Function-scoped proof
A route is admitted only if a current, non-expired benchmark receipt exists for the exact function it will perform. A model that aces chat can still be rejected for the message pipeline — proof doesn't transfer between jobs.
Most apps let you pick "the model" from a dropdown and hope. SwarmMarshal runs a background steward that continuously studies every model it could use — cloud APIs, local Ollama and LM Studio installs, and subscription CLIs — and only admits a route when it holds current, function-specific proof that the model can do that exact job.
Every automatic route decision — an advisor's pick, an internal override, a fallback — is treated as untrusted input. Before it can reach a provider it must be re-admitted through a fresh Model Scout decision carrying an audit correlation id.
A route is admitted only if a current, non-expired benchmark receipt exists for the exact function it will perform. A model that aces chat can still be rejected for the message pipeline — proof doesn't transfer between jobs.
Every selection writes a routing-audit receipt: the route before and after, the hard requirements, the prompt hash, and a correlation id. If the receipt cannot be committed, the model call does not happen. There is no unexplainable route.
Missing proof never blocks a user-facing request — Scout queues bounded background "proof" work instead, deduplicated into recovery episodes that notify you when a lane heals.

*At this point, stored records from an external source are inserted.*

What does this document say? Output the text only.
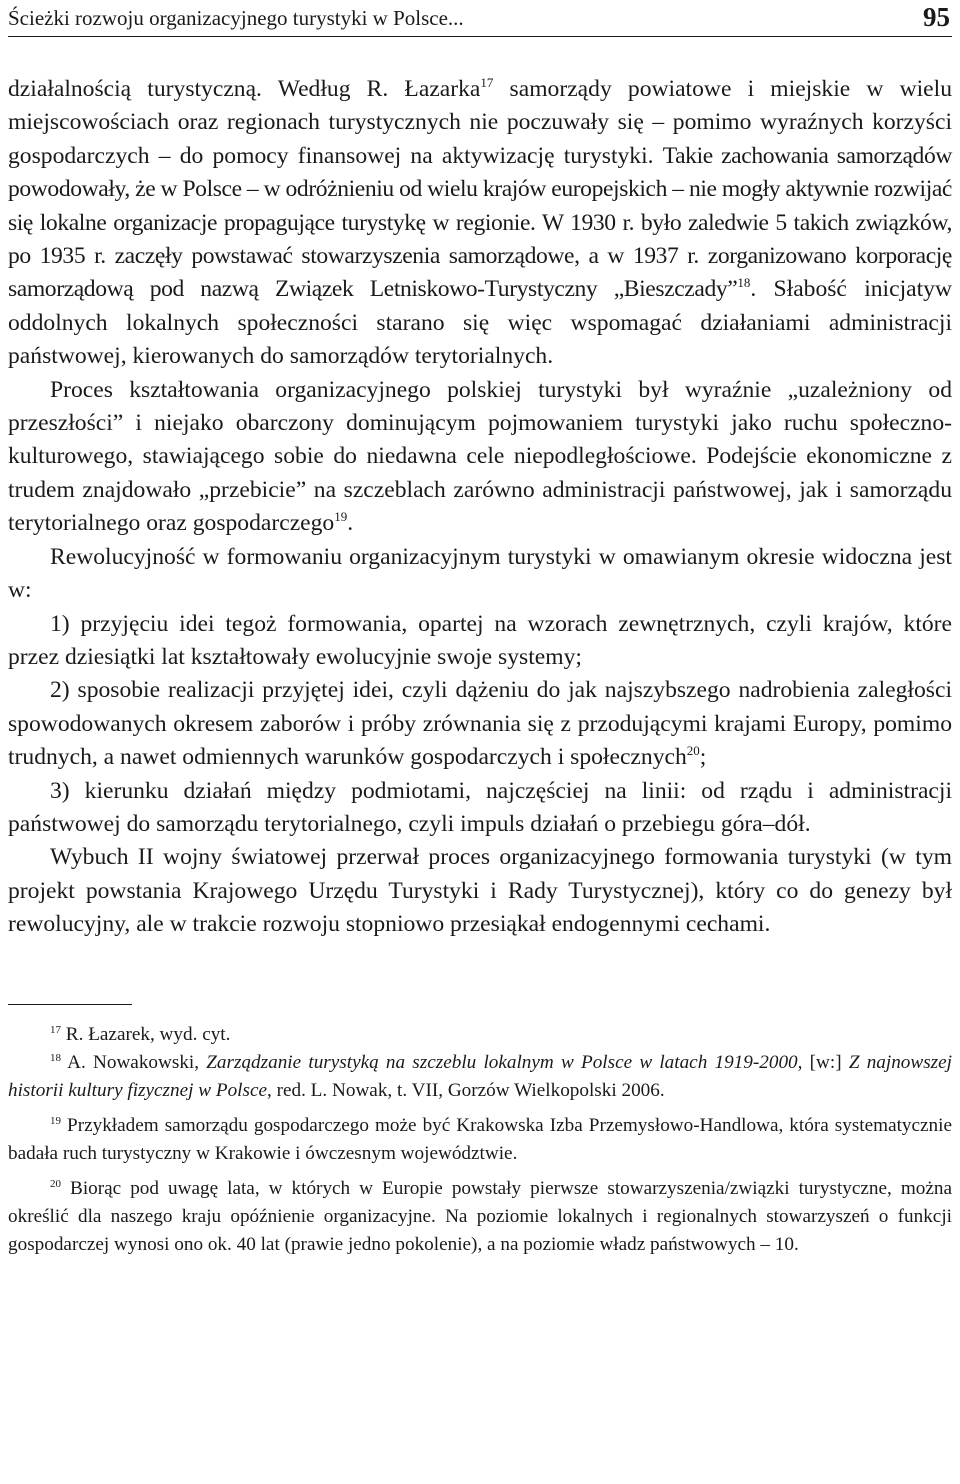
Ścieżki rozwoju organizacyjnego turystyki w Polsce...	95

działalnością turystyczną. Według R. Łazarka$^{17}$ samorządy powiatowe i miejskie w wielu miejscowościach oraz regionach turystycznych nie poczuwały się – pomimo wyraźnych korzyści gospodarczych – do pomocy finansowej na aktywizację turystyki. Takie zachowania samorządów powodowały, że w Polsce – w odróżnieniu od wielu krajów europejskich – nie mogły aktywnie rozwijać się lokalne organizacje propagujące turystykę w regionie. W 1930 r. było zaledwie 5 takich związków, po 1935 r. zaczęły powstawać stowarzyszenia samorządowe, a w 1937 r. zorganizowano korporację samorządową pod nazwą Związek Letniskowo-Turystyczny „Bieszczady”$^{18}$. Słabość inicjatyw oddolnych lokalnych społeczności starano się więc wspomagać działaniami administracji państwowej, kierowanych do samorządów terytorialnych.

Proces kształtowania organizacyjnego polskiej turystyki był wyraźnie „uzależniony od przeszłości” i niejako obarczony dominującym pojmowaniem turystyki jako ruchu społeczno-kulturowego, stawiającego sobie do niedawna cele niepodległościowe. Podejście ekonomiczne z trudem znajdowało „przebicie” na szczeblach zarówno administracji państwowej, jak i samorządu terytorialnego oraz gospodarczego$^{19}$.

Rewolucyjność w formowaniu organizacyjnym turystyki w omawianym okresie widoczna jest w:

1) przyjęciu idei tegoż formowania, opartej na wzorach zewnętrznych, czyli krajów, które przez dziesiątki lat kształtowały ewolucyjnie swoje systemy;

2) sposobie realizacji przyjętej idei, czyli dążeniu do jak najszybszego nadrobienia zaległości spowodowanych okresem zaborów i próby zrównania się z przodującymi krajami Europy, pomimo trudnych, a nawet odmiennych warunków gospodarczych i społecznych$^{20}$;

3) kierunku działań między podmiotami, najczęściej na linii: od rządu i administracji państwowej do samorządu terytorialnego, czyli impuls działań o przebiegu góra–dół.

Wybuch II wojny światowej przerwał proces organizacyjnego formowania turystyki (w tym projekt powstania Krajowego Urzędu Turystyki i Rady Turystycznej), który co do genezy był rewolucyjny, ale w trakcie rozwoju stopniowo przesiąkał endogennymi cechami.

$^{17}$ R. Łazarek, wyd. cyt.

$^{18}$ A. Nowakowski, Zarządzanie turystyką na szczeblu lokalnym w Polsce w latach 1919-2000, [w:] Z najnowszej historii kultury fizycznej w Polsce, red. L. Nowak, t. VII, Gorzów Wielkopolski 2006.

$^{19}$ Przykładem samorządu gospodarczego może być Krakowska Izba Przemysłowo-Handlowa, która systematycznie badała ruch turystyczny w Krakowie i ówczesnym województwie.

$^{20}$ Biorąc pod uwagę lata, w których w Europie powstały pierwsze stowarzyszenia/związki turystyczne, można określić dla naszego kraju opóźnienie organizacyjne. Na poziomie lokalnych i regionalnych stowarzyszeń o funkcji gospodarczej wynosi ono ok. 40 lat (prawie jedno pokolenie), a na poziomie władz państwowych – 10.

Cold benchmarks run behind the scenes, not in your critical path.
Scout ranks candidates on a three-axis score — capability, speed, cost — with configurable weights and Economy / Balanced / Frontier tiers.
| Source | What it contributes |
|---|---|
| Local benchmark catalog | Every calibration run this install has ever performed, keyed by function, prompt hash, and hardware. |
| External model feeds | Model catalogs and pricing feeds provide priors on capability, context window, and per-token cost — normalized across each provider's divergent pricing format. |
| Published function benchmarks | SHA-versioned benchmark bundles published on this website, built from privacy-safe aggregate results — never raw prompts or personal data. |
| Runtime telemetry | Observed latency, error rates, and health from this machine's actual calls — the ranking learns what your hardware really delivers. |
Capability verdicts are cached under a composite key: prompt schema hash, provider and model, local model digest, runtime version, quantization, and a hardware fingerprint. Change any of them and stale proof invalidates itself — but a daily rebuild doesn't.
Local candidates get an active probe — a controlled, tiny structured-output request — before any real work. Failures are classified precisely: empty response, thinking-without-content, parse failure, wrong model, timeout. Transient failures are distinguished from definitive ones so a model isn't permanently negative-cached over a hiccup.
Native tool-calling is proven per model, per schema, per runtime — not assumed from a marketing page. Only definitive outcomes (passed, failed, excluded) become durable; the classic "this local model returns zero tool calls" failure is caught before it wastes a turn.
A local model that re-pays a 22-second prompt prefill on every call isn't a bad model — it's a cache-eviction problem. Scout's serving-health lane diagnoses the serving layer separately from model quality.
The local runtime manager serializes inference to one in-flight request, with a drain gate that lets user-waiting calls jump ahead of background work.
Background enrichment yields to your question. The queue drains interactive work first, so a batch job never makes the assistant feel slow.
Vision, embedding, and interactive workloads each get their own keep-alive policy, so the runtime stops paying model load/unload churn every time work alternates.
Hot-model-per-lane and switch counts are tracked, so "why was that slow?" has an answer in data instead of a shrug.
Pluggable, precedence-ordered advisors shape routes before the proof gate — each one defers cleanly under privacy or urgency constraints.
As spend approaches the cap, work steps down to local or economy tiers before the cap is hit — a soft landing instead of a hard cutoff.
When a Claude Code or Codex subscription lane is saturated, the advisor steps off to paid API headroom (or local) rather than queueing behind an exhausted plan.
User-waiting calls can justify a faster or better route than overnight background work — the same function routes differently at different moments.
SwarmMarshal detects, installs, and authenticates subscription-backed CLIs (Claude Code, Codex, Gemini CLI) from inside the app — cross-platform executable discovery across npm, volta, nvm, scoop, and desktop-app install locations, CPU-architecture mismatch detection, auth-state probing, and OAuth launch with API-credential scrubbing so the CLI session can't silently bill your API key instead of your subscription.
The message pipeline is Model Scout's strictest customer — every promotion runs through calibration gates and production replay.